Eleven years ago, I published this post. Summarizing the key points:
SAS is a leader in analytic software. The company is privately held. Founder and CEO Jim Goodnight owns a controlling interest.
Goodnight is 82 years old. His children aren’t engaged in the business. That means SAS faces a dual transition of management and ownership.
SAS flirted with an IPO in 2001. Since then, Goodnight has declined generous acquisition offers, ostensibly because he thought the company was worth more than prospective buyers offered to pay.
Goodnight behaves like he does not want to sell. That’s his right. He built the company and can do whatever he wants with it. He’s neither the first nor the last founder to hang on too long.
Then and now, Goodnight has four options:
Donate his equity to a charitable trust, similar to the Hershey Foundation. That will preserve the company as he built it, for better or worse.
Sell the company to its employees.
Sell the company to a corporate buyer.
Sell the company to private equity investors.
Options two, three, and four expose the company to a restructuring. An employee-led buyout requires financing; lenders don’t care about rock collections and goat farms unless they produce revenue. The same is true for corporate buyers or P/E firms.
It is unlikely that public companies like Microsoft or SAP would consider buying SAS unless the company restructures before the transaction. Public companies don’t want to buy headaches.
Microsoft does not need a rock collection. They already have Microsoft Research.
What about an IPO? Eleven years ago, I did not think an IPO was a viable option for SAS. Wall Street values topline growth, not profitability. Companies that lack a credible growth story do not survive as public companies. Just ask Alteryx or TIBCO.
Today, SAS is even less attractive as a public company. In 2013, it could boast a steady 10% annual revenue growth—not a unicorn, but respectable. Since then? Flat as a pancake.

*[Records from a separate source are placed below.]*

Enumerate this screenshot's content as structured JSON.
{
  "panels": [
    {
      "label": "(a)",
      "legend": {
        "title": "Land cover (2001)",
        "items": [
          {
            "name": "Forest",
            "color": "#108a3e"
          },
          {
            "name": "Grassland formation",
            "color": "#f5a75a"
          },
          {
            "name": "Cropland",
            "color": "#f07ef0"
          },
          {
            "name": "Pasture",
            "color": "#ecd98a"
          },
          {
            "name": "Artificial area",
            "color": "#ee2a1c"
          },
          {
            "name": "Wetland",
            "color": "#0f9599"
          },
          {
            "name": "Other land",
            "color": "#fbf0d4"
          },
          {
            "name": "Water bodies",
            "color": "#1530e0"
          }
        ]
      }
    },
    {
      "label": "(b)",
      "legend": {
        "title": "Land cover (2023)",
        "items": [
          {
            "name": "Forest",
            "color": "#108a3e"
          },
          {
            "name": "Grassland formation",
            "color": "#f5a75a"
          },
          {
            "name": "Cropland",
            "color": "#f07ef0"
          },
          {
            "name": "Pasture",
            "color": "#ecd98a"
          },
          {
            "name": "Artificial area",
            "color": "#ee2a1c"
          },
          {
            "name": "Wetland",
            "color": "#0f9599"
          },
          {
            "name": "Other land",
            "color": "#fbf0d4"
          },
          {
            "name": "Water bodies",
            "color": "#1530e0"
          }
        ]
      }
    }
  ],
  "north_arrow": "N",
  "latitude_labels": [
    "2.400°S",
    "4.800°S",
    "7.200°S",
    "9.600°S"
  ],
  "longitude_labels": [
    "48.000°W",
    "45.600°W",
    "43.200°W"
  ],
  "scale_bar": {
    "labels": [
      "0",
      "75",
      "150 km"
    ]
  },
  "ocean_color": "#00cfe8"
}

Meanwhile, the industry grew by double digits.
The numbers may be even worse. SAS used to report an exact revenue figure each year, but recently, the company has avoided clear disclosures. SAS says it “continues to record more than $3 billion in annual sales” and recorded 8% sales growth in 2023, but with the disclaimer that metrics “include amounts and percentages determined on a management reporting basis, which may differ from GAAP reporting.”
The S-1 will be lit af.
Wall Street isn’t begging for zero-growth companies, and it doesn’t care about profitability. Just ask Snowflake. Equity investors want capital gains, not dividends. Profitable slow-growth companies finance through private equity or debt, not the public stock market. It’s all about tax efficiency.
Three years ago, in July 2021, SAS announced a plan to “get IPO ready” for an IPO in 2024. This was right after SAS rejected an acquisition offer from Broadcom. Last fall, Goodnight announced that the IPO was postponed to 2025 “to take care of some housekeeping.”
Recently, Goodnight said the company still isn’t ready.
I chuckled when I read this. I’ve worked for three companies that completed an IPO, and none took three years to prepare. SAS has had years to prepare. A former SAS top executive tells me he bet a case of champagne that the IPO will never happen. It’s a great talking point, but I don’t think he can find anyone who will take the other side of the bet.